[CLICK HERE] to download the L.A. County Office of Education’s Fiscal Review of the Acton-Agua Dulce Unified School District
Los Angeles County Office of Education officials have released a report detailing financial concerns with the Acton Agua-Dulce Unified School District.
A LACOE report from the county’s Fiscal Crisis and Management Assistance Team notes the district is in financial distress due to declining enrollments and a loss of students, which AADUSD officials have known for years.
“Even with the new Local Control Funding Formula (LCFF), the district is unable to sustain fiscal solvency without increasing revenues or making additional budget adjustments,” county officials wrote. “In an attempt to increase revenues, the district has approved several charter schools from which it collects oversight fees and which it charges for extra services, including in some cases special education services provided to the charter school as a ‘school of the district.’”
The county is threatening to put the operations of the district into receivership if the financial picture doesn’t improve, but Superintendent Brent Woodard said due to a number of factors, he feels the county’s estimation is off base, and their concerns unfounded.
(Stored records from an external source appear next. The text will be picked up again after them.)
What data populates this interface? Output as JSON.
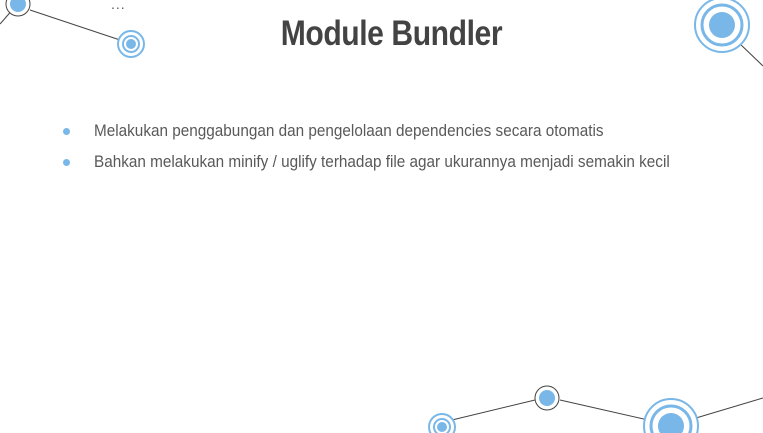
{
  "slide": {
    "title": "Module Bundler",
    "ellipsis": "...",
    "bullets": [
      {
        "text": "Melakukan penggabungan dan pengelolaan dependencies secara otomatis"
      },
      {
        "text": "Bahkan melakukan minify / uglify terhadap file agar ukurannya menjadi semakin kecil"
      }
    ]
  },
  "colors": {
    "title": "#434343",
    "body_text": "#595959",
    "accent_blue": "#78b7e8",
    "accent_ring": "#5aa7e6",
    "line": "#434343"
  }
}
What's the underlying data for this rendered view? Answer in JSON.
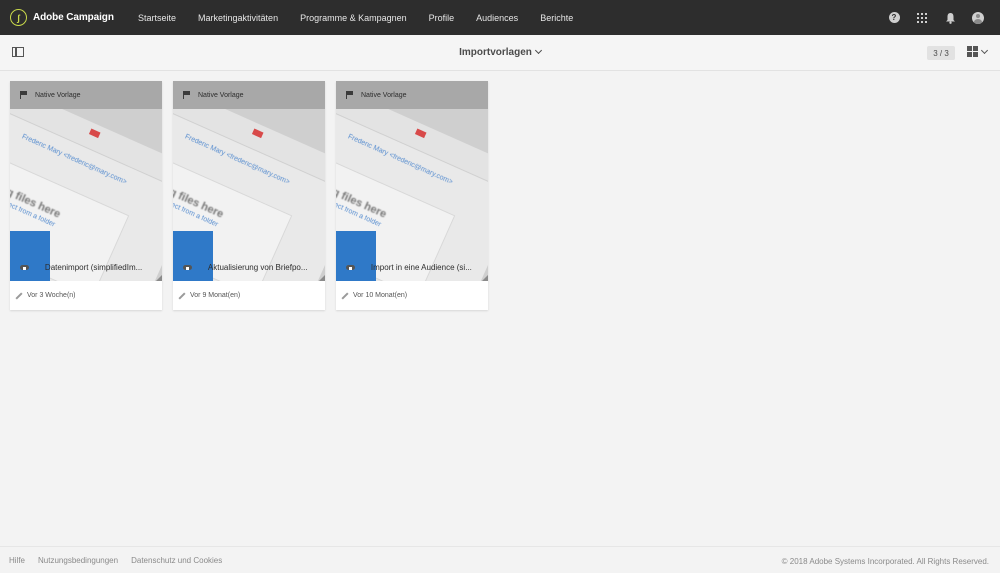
{
  "app": {
    "name": "Adobe Campaign",
    "logo_glyph": "ʃ"
  },
  "nav": {
    "links": [
      "Startseite",
      "Marketingaktivitäten",
      "Programme & Kampagnen",
      "Profile",
      "Audiences",
      "Berichte"
    ],
    "icons": [
      "help-icon",
      "apps-grid-icon",
      "bell-icon",
      "avatar-icon"
    ]
  },
  "toolbar": {
    "title": "Importvorlagen",
    "page_count": "3 / 3",
    "panel_icon": "panel-toggle-icon",
    "view_icon": "grid-view-icon"
  },
  "cards": [
    {
      "type": "Native Vorlage",
      "title": "Datenimport (simplifiedIm...",
      "modified": "Vor 3 Woche(n)"
    },
    {
      "type": "Native Vorlage",
      "title": "Aktualisierung von Briefpo...",
      "modified": "Vor 9 Monat(en)"
    },
    {
      "type": "Native Vorlage",
      "title": "Import in eine Audience (si...",
      "modified": "Vor 10 Monat(en)"
    }
  ],
  "thumbnail": {
    "sender": "Frederic Mary <frederic@mary.com>",
    "drag_text": "Drag files here",
    "select_text": "or select from a folder"
  },
  "footer": {
    "links": [
      "Hilfe",
      "Nutzungsbedingungen",
      "Datenschutz und Cookies"
    ],
    "copyright": "© 2018 Adobe Systems Incorporated. All Rights Reserved."
  },
  "colors": {
    "nav_bg": "#2d2d2d",
    "logo_accent": "#c8d84a",
    "card_header": "#a8a8a8",
    "thumbnail_blue": "#2f79c8"
  }
}
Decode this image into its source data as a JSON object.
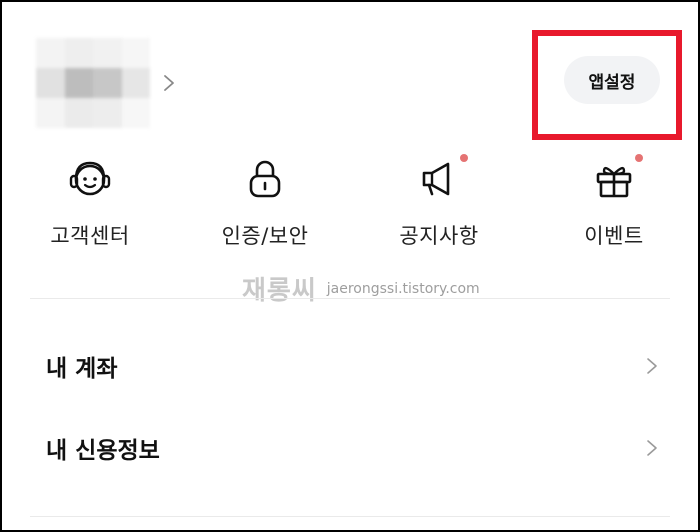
{
  "header": {
    "app_settings_label": "앱설정"
  },
  "quick_menu": {
    "items": [
      {
        "label": "고객센터",
        "icon": "customer-service-icon"
      },
      {
        "label": "인증/보안",
        "icon": "lock-icon"
      },
      {
        "label": "공지사항",
        "icon": "megaphone-icon",
        "badge": true
      },
      {
        "label": "이벤트",
        "icon": "gift-icon",
        "badge": true
      }
    ]
  },
  "watermark": {
    "logo_text": "재롱씨",
    "url": "jaerongssi.tistory.com"
  },
  "menu_list": {
    "items": [
      {
        "label": "내 계좌"
      },
      {
        "label": "내 신용정보"
      }
    ]
  },
  "colors": {
    "highlight": "#e8192c",
    "badge_dot": "#e57373",
    "pill_bg": "#f2f3f5"
  }
}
The county’s report is a complete misunderstanding of AADUSD’s model, according to Woodard, who acknowledged the county experts financial acumen, but claimed they were “laymen, at best” when it came to charter school operations.
FCMAT is an independent agency with the authority to audit government agencies for managerial practices, finances and other processes.
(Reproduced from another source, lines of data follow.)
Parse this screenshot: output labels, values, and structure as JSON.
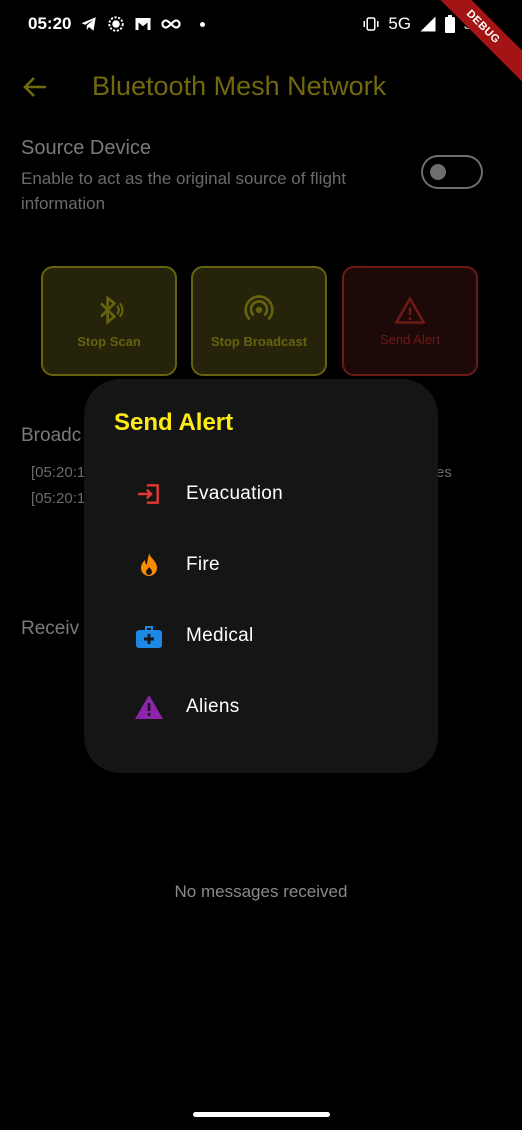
{
  "status_bar": {
    "time": "05:20",
    "network": "5G",
    "battery": "99",
    "debug_banner": "DEBUG"
  },
  "appbar": {
    "title": "Bluetooth Mesh Network"
  },
  "source_device": {
    "title": "Source Device",
    "subtitle": "Enable to act as the original source of flight information",
    "enabled": false
  },
  "actions": [
    {
      "label": "Stop Scan",
      "icon": "bluetooth-searching-icon"
    },
    {
      "label": "Stop Broadcast",
      "icon": "broadcast-icon"
    },
    {
      "label": "Send Alert",
      "icon": "warning-icon"
    }
  ],
  "broadcast_section": {
    "title_visible": "Broadc",
    "log_lines": [
      "[05:20:1",
      "[05:20:1"
    ],
    "trailing_fragment": "es"
  },
  "received_section": {
    "title_visible": "Receiv",
    "empty_message": "No messages received"
  },
  "dialog": {
    "title": "Send Alert",
    "options": [
      {
        "label": "Evacuation",
        "icon": "exit-icon",
        "color": "#e53935"
      },
      {
        "label": "Fire",
        "icon": "fire-icon",
        "color": "#fb8c00"
      },
      {
        "label": "Medical",
        "icon": "medical-kit-icon",
        "color": "#1e88e5"
      },
      {
        "label": "Aliens",
        "icon": "warning-triangle-icon",
        "color": "#8e24aa"
      }
    ]
  },
  "colors": {
    "accent_yellow": "#ffeb14",
    "background": "#000000",
    "dialog_bg": "#151515"
  }
}
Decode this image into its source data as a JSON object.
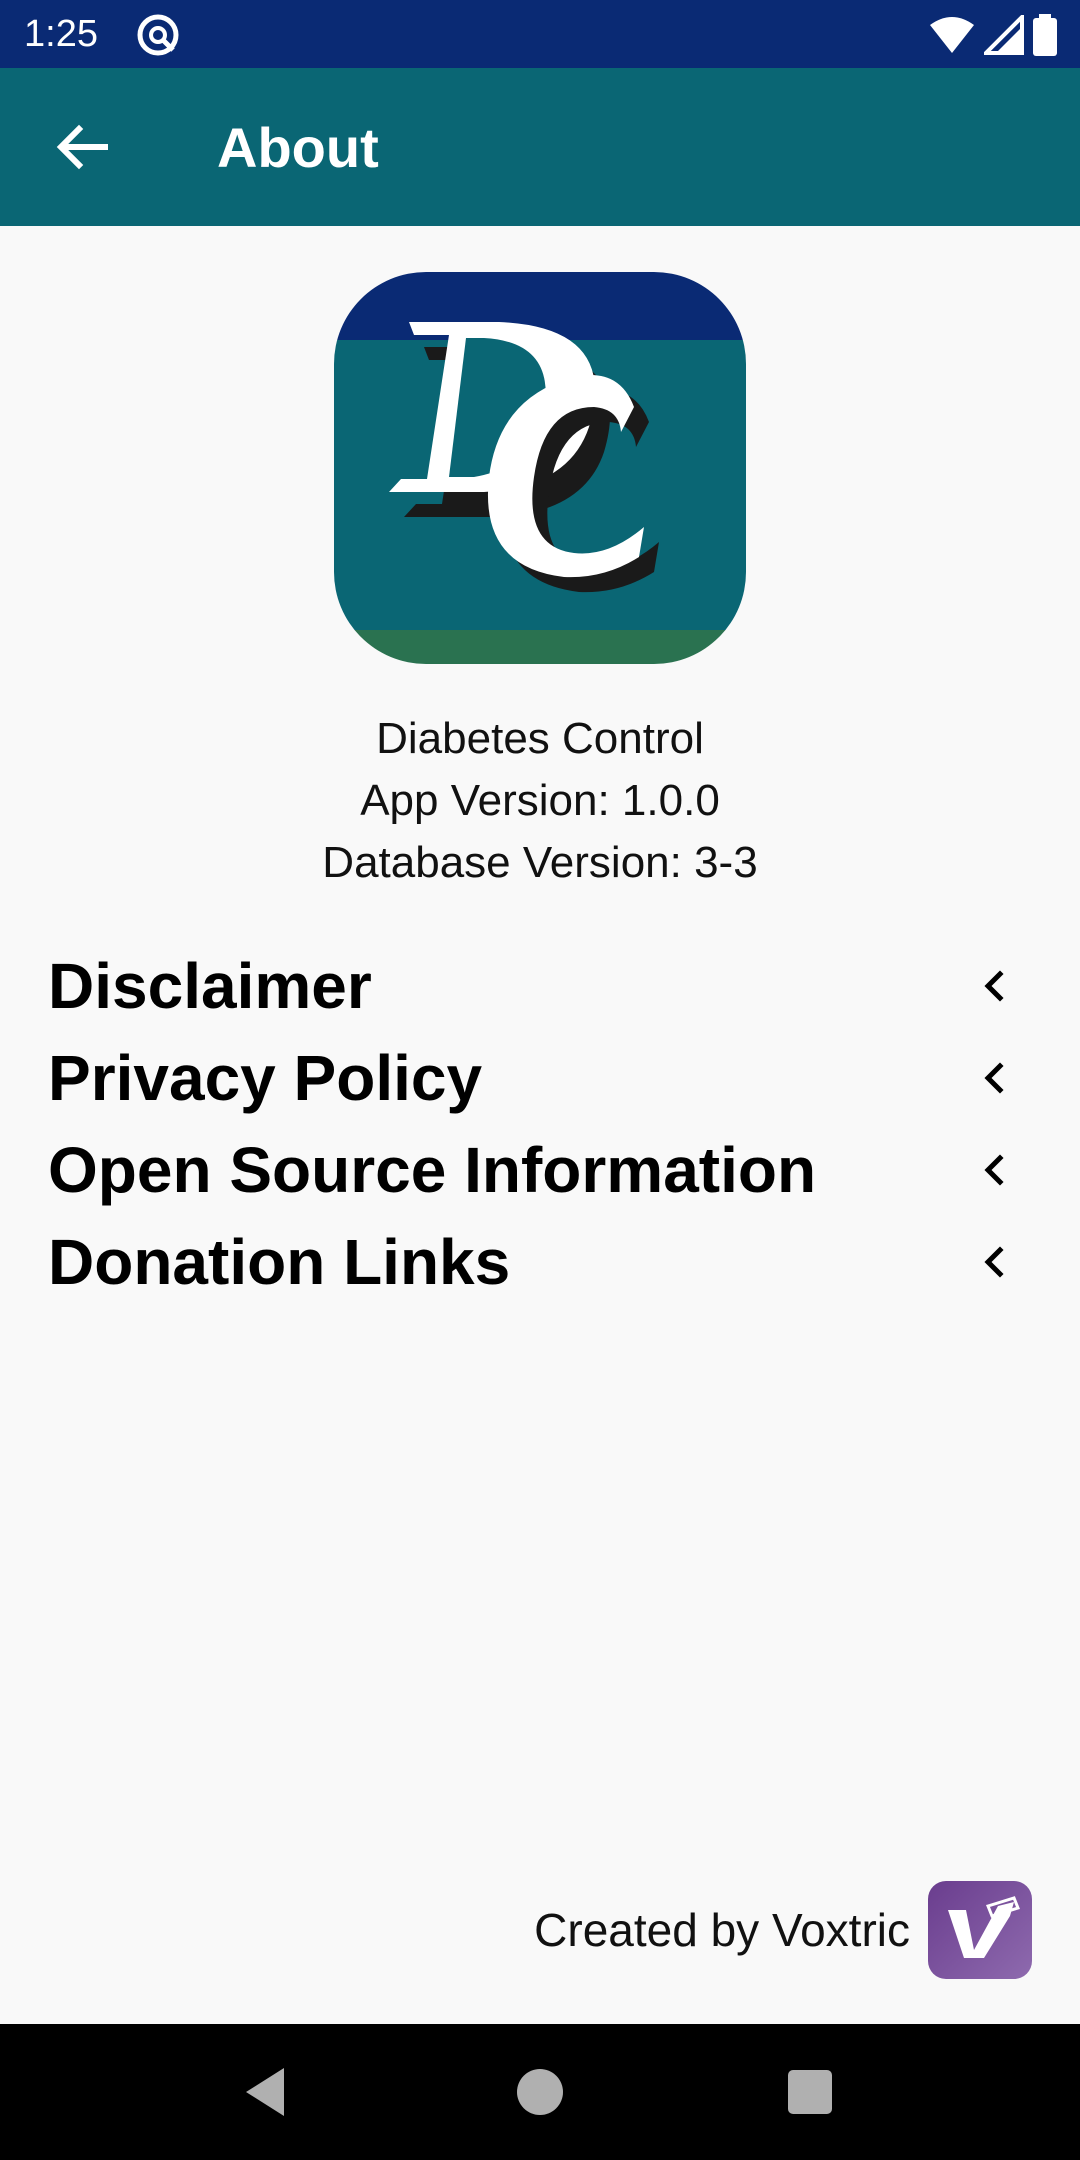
{
  "status_bar": {
    "time": "1:25"
  },
  "app_bar": {
    "title": "About"
  },
  "app_info": {
    "name": "Diabetes Control",
    "app_version": "App Version: 1.0.0",
    "db_version": "Database Version: 3-3"
  },
  "menu": [
    {
      "label": "Disclaimer"
    },
    {
      "label": "Privacy Policy"
    },
    {
      "label": "Open Source Information"
    },
    {
      "label": "Donation Links"
    }
  ],
  "footer": {
    "credit": "Created by Voxtric"
  },
  "icons": {
    "back": "arrow-left-icon",
    "chevron": "chevron-left-icon",
    "wifi": "wifi-icon",
    "signal": "signal-icon",
    "battery": "battery-icon"
  },
  "colors": {
    "status_bar": "#0A2A74",
    "app_bar": "#0A6674",
    "background": "#F9F9F9",
    "logo_top": "#0A2A74",
    "logo_mid": "#0A6674",
    "logo_bottom": "#2A7250",
    "voxtric_purple": "#6A3D8E"
  }
}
“By no means is FCMAT a group of charter experts,” Woodard said, “and by no means am I going to say I agree with them — we respectfully disagree. I think we have a model that’s going to be a success.”
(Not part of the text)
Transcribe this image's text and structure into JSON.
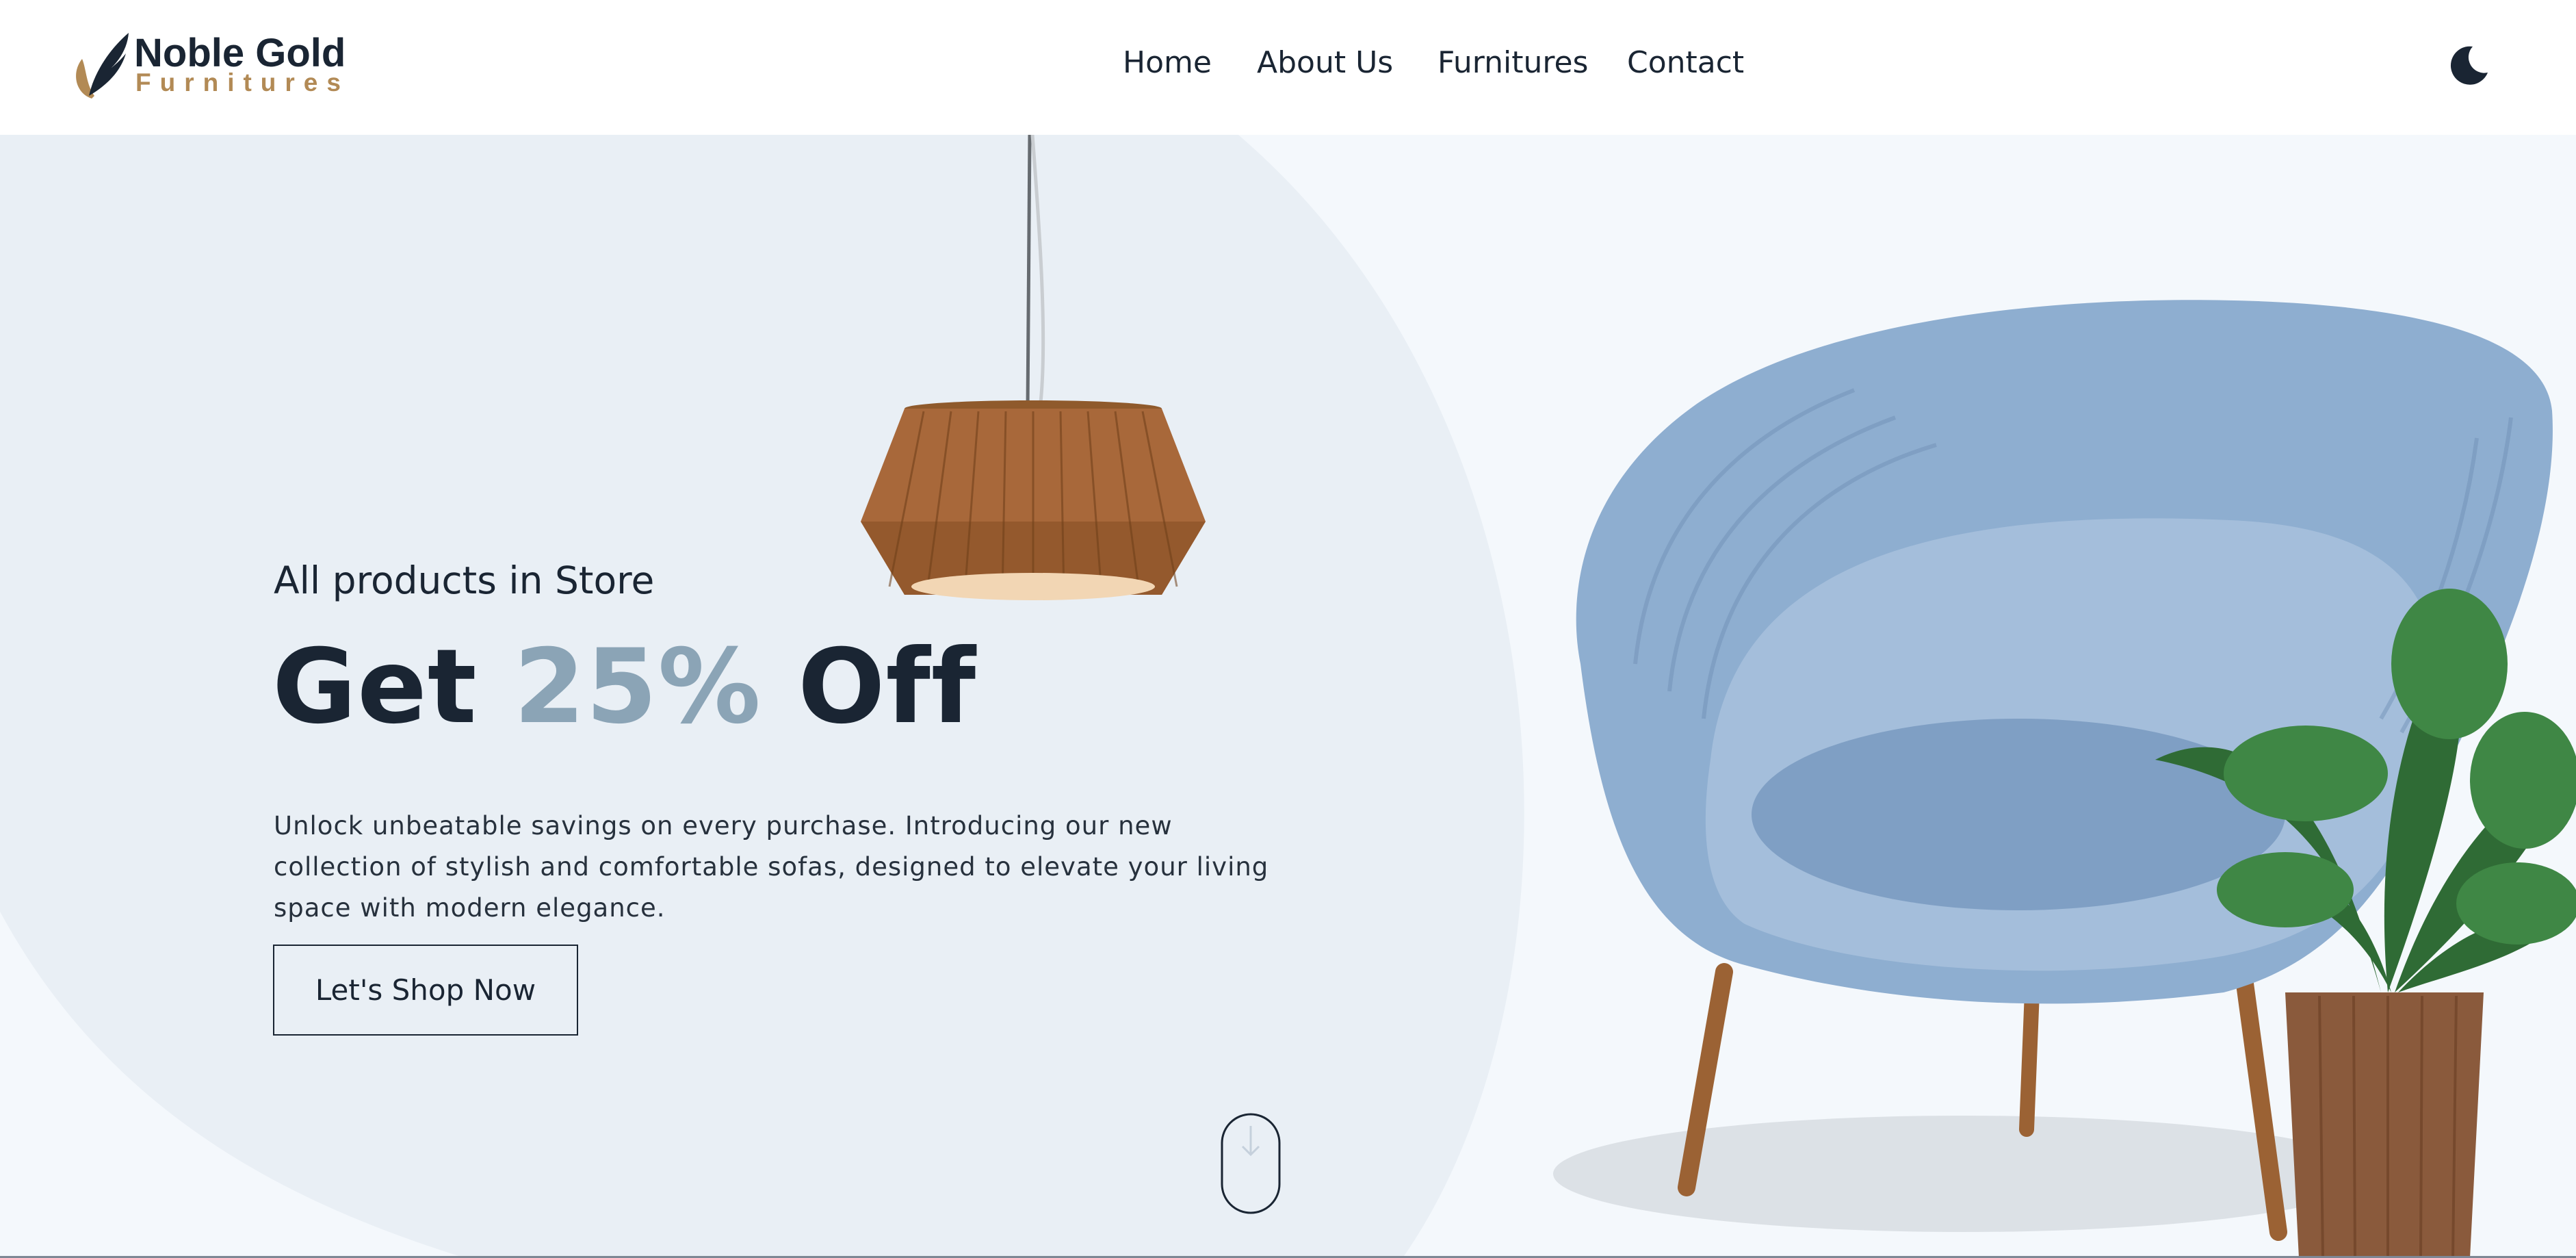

The biggest challenge facing the school district is the fact the district has lost about 35 percent of its enrollment in the last 10 years, according to the report.
In the 2003-04 school year, the district had approximately 1,994 students, and in 2013-14, it had 1,301, officials reported.
In an effort to address these shortcomings, Woodard was brought in as superintendent, and he set out to build a professional learning community reliant upon charter school success, he said.
The idea was to create more options for students, which is sustainable if the schools grow and are successful, Woodard said.
The district has seen early results with its new system, he said, although county officials clearly questioned the sustainability of the district’s results, and whether the oversight fees schools were being charged are sustainable.
County officials mandated the correction of these behaviors under the threat of putting the district into state receivership.
“The district’s fund balance is negative in all three years of the projection, and the district cannot maintain its required reserve levels,” according to the FCMAT report. “The district is projecting revenues totaling $1,287,112 in the 2014-15 fiscal year based on ADA estimates and contracts with the charter schools for oversight fees, which include fiscal and special education oversight. … Because the district lacks supporting documentation for specific fees for identified services, FCMAT reduced local revenues by $723,063 to $564,049 to adjust for limits on oversight fees in accordance with Education Code.”
However, the county’s financial estimates were months out of date, according to Woodard, and didn’t reflect the whole picture.
He acknowledged the district’s plan relies upon the continued growth of charter schools, even as the county estimates a declining enrollment for the district over the next few years.
The school district has reluctantly made some tough cuts, Woodard said, including cutting their last school year short five days, in a furlough-day negotiation with the union.
The district also closed a school down and allowed Einstein Academy to take over one of their locations.
Woodard pointed to cuts last year, such as 15 full-time teacher layoffs, an instructor for English language-learners, the furlough days and several part-time positions as proof district officials are doing what they can to address a gloomy fiscal forecast.
As far as the county’s FCMAT report, the board likely will be discussing the county’s findings at their next board meeting, said board member Larry Layton, who said he was still going through the report and wanted to reserve comment until the board discussed it.
Woodard’s trust in the charter school model — what he calls an unprecedented, albeit misunderstood, professional learning community the district is trying to build — is something he wouldn’t expect fiscal experts at the county’s education office to understand, he said.
By the nature of their job, the county’s finance experts must remain conservative in their practices, Woodard said, and there’s no sustained model for what AADUSD is trying to do.
While the county’s financial experts deems significant changes necessary for the district to maintain fiscal solvency, Woodard pointed to the district’s brief track record with Assurance and Einstein Academy charter schools as part of why he’s confident on his charter schools plan.
A FCMAT report has been ordered by LACOE, looking into Albert Einstein Academy’s operations, according to county officials. That report is in progress.
“They’re skeptical at best, and because of the nature of the organization, they would be,” he said of FCMAT.
If the approved charter schools fail to live up to the district’s rigorous standards, then the district is no worse off, he added.
“I’m confident we have a model of success and these charter schools will fall into that model,” Woodard said. “And if not, we’ll revoke their charter or we won’t renew it.”